One unresolved question involves how Trump Account balances will affect college financial aid eligibility. Under current federal formulas, assets held in a child’s name reduce need-based aid more aggressively than assets held by parents. Whether the Department of Education will carve out an exception for Trump Accounts has not been addressed in any published guidance as of June 2026. Because no official ruling or public comment from the Department of Education exists on this point, families should monitor the rulemaking process and check with their school’s financial aid office once the accounts are operational.
How much will this cost taxpayers?
The Congressional Budget Office scored the Trump Accounts provision as part of the broader One Big Beautiful Bill Act. With roughly 3.6 million births per year in the United States, the $1,000 seed payments alone represent an estimated $3.6 billion annually during the program’s four-year eligibility window (2025 through 2028), for a total outlay of approximately $14.4 billion in seed funding. Administrative costs for setting up and maintaining the accounts have not been separately broken out in public CBO estimates.

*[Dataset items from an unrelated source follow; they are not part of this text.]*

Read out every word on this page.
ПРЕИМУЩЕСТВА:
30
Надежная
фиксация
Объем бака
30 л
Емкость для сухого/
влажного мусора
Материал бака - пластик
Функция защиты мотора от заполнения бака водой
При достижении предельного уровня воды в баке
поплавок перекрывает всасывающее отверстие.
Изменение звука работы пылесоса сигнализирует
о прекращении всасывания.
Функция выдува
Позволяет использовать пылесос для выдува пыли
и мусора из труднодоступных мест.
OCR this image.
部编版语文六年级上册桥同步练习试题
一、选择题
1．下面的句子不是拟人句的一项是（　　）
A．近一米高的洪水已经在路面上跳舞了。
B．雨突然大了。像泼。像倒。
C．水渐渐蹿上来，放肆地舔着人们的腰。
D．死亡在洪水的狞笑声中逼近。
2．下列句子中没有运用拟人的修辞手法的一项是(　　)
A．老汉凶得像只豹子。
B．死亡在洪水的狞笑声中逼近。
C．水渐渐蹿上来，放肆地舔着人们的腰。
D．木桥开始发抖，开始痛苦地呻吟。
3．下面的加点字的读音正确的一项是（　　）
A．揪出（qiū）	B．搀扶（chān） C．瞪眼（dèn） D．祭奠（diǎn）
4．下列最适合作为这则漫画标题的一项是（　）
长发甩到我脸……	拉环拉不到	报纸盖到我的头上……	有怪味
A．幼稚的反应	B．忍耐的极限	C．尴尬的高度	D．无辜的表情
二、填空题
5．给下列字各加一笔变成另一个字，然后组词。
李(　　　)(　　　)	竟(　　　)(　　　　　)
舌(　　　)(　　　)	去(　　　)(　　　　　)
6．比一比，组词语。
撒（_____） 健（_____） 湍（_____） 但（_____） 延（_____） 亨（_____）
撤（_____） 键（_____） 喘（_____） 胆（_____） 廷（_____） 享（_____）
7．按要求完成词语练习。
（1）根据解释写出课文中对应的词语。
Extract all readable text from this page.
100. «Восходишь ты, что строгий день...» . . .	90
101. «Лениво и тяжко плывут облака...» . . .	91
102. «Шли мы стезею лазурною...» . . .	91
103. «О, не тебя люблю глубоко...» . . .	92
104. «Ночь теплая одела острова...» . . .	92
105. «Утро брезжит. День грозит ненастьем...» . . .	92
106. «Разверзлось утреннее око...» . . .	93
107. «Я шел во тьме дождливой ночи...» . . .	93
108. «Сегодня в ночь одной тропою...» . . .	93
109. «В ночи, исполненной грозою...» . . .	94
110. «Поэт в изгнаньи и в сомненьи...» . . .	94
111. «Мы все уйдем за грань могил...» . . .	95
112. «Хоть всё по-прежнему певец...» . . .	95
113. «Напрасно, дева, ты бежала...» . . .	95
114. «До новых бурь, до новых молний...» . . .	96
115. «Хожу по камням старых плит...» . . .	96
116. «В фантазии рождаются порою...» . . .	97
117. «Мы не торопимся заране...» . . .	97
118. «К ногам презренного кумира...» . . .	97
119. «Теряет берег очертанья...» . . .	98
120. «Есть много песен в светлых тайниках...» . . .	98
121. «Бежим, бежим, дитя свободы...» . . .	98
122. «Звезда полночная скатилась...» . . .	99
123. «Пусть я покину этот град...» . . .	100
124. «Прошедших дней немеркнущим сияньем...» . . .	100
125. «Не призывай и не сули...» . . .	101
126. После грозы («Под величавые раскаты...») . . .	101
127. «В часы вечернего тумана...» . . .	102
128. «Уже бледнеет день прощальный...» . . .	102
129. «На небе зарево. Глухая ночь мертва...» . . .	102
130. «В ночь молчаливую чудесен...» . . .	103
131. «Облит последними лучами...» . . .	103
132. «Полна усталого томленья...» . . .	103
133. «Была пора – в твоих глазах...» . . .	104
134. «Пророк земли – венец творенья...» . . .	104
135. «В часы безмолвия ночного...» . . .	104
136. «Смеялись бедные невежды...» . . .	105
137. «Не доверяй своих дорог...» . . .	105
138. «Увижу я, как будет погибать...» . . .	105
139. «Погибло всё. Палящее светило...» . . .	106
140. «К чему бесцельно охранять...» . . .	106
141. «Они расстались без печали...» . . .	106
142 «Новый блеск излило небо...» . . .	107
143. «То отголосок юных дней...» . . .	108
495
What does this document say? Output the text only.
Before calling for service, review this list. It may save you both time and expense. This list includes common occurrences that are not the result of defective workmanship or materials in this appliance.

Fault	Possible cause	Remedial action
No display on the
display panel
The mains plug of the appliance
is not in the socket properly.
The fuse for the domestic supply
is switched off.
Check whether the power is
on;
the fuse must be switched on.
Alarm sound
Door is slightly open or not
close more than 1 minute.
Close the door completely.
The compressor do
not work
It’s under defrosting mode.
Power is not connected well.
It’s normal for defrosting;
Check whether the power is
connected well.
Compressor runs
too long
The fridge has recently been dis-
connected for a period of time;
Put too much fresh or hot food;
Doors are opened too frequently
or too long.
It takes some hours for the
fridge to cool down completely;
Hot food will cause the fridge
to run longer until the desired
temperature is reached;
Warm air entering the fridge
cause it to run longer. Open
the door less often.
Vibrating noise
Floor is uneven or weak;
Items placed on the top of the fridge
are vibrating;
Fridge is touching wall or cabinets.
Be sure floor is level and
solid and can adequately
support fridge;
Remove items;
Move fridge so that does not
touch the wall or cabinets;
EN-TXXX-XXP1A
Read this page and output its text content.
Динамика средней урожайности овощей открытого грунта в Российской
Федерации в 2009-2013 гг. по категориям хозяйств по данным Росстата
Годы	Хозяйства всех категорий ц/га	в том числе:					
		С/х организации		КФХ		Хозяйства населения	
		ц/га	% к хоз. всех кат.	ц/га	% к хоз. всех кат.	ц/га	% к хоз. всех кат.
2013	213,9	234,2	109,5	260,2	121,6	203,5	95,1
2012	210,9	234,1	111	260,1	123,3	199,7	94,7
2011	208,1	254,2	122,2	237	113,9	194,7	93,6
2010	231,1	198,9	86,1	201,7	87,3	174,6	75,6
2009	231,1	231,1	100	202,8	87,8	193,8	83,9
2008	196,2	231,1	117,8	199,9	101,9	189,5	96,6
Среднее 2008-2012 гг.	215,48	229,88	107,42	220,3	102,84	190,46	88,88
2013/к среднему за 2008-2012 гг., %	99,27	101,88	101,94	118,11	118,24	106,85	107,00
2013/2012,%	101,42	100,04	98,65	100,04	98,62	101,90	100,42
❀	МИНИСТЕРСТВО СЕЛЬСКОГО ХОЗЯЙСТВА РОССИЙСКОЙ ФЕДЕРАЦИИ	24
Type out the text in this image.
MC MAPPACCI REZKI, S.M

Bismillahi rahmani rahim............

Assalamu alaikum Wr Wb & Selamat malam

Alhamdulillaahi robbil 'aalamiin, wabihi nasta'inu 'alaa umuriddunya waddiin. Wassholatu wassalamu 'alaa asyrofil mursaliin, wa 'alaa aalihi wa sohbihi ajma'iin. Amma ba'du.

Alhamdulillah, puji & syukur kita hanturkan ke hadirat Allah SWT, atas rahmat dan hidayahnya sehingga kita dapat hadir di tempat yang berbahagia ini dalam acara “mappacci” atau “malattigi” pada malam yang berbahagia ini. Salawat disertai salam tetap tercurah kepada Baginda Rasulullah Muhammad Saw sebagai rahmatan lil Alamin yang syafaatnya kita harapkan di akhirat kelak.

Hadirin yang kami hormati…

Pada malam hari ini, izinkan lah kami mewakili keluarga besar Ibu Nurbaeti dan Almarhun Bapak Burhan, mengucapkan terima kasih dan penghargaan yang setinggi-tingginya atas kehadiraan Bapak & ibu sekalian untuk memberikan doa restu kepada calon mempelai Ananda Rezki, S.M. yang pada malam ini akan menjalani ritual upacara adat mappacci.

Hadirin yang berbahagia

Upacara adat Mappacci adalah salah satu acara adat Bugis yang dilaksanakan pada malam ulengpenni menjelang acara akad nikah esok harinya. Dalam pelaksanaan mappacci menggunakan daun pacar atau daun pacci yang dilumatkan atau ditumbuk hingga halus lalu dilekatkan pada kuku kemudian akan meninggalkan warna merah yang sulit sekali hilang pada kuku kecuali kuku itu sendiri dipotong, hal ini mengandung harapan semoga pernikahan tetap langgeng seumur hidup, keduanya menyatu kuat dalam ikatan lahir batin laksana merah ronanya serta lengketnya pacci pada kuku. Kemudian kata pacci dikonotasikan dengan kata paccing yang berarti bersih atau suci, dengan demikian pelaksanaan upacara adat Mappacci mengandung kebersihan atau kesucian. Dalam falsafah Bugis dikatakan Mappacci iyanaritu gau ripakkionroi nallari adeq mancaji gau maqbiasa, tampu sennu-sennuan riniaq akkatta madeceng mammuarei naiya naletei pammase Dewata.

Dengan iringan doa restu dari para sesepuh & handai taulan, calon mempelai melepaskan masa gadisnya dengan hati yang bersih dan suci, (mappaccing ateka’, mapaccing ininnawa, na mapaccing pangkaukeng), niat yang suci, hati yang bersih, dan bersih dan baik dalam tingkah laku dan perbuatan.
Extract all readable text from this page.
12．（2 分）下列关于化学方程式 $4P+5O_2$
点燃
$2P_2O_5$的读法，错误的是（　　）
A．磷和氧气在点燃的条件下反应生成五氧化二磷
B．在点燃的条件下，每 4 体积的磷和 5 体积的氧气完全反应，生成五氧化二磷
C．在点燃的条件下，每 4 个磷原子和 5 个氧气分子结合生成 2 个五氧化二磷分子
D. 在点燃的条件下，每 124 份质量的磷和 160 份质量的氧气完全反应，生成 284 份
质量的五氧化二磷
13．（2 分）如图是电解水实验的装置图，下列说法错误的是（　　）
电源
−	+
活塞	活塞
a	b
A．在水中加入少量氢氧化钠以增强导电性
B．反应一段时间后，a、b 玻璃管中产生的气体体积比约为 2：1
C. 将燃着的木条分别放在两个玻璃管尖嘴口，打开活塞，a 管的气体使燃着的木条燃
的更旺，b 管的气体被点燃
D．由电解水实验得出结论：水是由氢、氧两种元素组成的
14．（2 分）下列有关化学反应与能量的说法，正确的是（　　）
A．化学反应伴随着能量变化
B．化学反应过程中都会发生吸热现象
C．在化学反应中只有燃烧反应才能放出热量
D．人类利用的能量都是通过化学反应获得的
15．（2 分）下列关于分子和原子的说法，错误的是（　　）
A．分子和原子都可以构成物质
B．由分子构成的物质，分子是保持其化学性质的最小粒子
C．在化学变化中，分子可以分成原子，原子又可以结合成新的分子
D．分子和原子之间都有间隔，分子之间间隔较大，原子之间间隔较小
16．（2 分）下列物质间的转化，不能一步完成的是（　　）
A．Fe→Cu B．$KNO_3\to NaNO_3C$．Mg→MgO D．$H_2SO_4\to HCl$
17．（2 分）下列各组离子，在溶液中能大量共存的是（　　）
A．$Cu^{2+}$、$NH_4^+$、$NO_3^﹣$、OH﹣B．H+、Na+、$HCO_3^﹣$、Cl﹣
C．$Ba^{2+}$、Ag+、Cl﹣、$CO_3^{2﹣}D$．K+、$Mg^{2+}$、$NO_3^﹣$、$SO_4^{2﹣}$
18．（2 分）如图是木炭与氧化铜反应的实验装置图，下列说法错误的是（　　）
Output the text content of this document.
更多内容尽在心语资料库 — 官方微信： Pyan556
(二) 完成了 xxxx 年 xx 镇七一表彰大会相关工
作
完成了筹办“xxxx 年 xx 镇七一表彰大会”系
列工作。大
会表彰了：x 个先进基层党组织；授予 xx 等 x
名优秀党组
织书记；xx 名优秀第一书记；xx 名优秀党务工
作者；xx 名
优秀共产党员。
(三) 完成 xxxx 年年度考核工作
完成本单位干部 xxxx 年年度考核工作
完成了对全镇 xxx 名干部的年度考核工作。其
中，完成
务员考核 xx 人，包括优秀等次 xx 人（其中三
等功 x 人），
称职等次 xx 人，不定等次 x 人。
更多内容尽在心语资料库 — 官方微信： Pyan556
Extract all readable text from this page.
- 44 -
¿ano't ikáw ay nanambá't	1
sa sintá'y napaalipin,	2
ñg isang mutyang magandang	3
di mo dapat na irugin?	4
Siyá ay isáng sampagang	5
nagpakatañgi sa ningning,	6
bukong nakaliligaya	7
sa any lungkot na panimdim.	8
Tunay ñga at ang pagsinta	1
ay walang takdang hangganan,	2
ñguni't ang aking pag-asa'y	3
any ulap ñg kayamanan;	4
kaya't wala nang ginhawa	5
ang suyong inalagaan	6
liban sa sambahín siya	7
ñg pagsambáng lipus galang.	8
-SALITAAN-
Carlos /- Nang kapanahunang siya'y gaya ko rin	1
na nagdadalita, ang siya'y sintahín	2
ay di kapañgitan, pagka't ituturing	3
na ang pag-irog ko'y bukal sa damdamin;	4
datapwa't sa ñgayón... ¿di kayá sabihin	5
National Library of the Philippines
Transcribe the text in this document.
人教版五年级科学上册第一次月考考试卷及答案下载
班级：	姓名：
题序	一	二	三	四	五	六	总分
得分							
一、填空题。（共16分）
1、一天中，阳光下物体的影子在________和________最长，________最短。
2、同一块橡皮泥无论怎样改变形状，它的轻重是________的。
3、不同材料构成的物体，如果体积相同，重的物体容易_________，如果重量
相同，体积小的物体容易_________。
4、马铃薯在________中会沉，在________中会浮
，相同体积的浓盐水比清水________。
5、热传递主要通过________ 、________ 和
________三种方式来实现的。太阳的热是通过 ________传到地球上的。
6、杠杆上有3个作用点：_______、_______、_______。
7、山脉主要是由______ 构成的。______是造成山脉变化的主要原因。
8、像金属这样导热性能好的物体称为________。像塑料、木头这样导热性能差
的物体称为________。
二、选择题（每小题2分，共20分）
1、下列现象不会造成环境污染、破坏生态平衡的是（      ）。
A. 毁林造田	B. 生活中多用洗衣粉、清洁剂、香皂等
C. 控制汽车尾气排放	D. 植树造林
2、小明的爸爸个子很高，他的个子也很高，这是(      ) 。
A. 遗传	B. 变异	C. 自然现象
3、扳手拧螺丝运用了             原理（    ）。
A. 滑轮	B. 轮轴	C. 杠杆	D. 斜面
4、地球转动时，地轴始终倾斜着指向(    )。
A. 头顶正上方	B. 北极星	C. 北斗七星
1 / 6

Supporters argue the long-term return on investment, measured in reduced reliance on social safety net programs and increased economic participation, justifies the upfront cost. Critics counter that a universal program sends taxpayer dollars to wealthy families who do not need the help, and that the four-year sunset means the program may never reach the scale needed to move the needle on wealth inequality.
What to watch before July 4
The proposed regulations published in June 2026 opened a public comment period, and the final rule will determine answers to most of the outstanding questions: which index funds will be offered, what fees will look like, how citizenship verification will work, and how contributions interact with federal gift tax rules if grandparents or other relatives contribute aggressively.
Until those final rules are issued, families with eligible children can prepare by confirming their child’s Social Security number is on file and monitoring the IRS program hub at irs.gov/trumpaccounts for updates.
Operational details families are still waiting on
The law is enacted. The funding mechanism exists. The launch date is five weeks away. But the operational details, from enrollment logistics to fund selection to withdrawal rules, are still being written. Parents should treat any promises about guaranteed returns, frictionless enrollment, or unlimited flexibility with skepticism until the Treasury Department publishes its final regulations. The smartest move right now is to make sure your child’s Social Security number is current, bookmark the IRS hub, and wait for the government to show its work.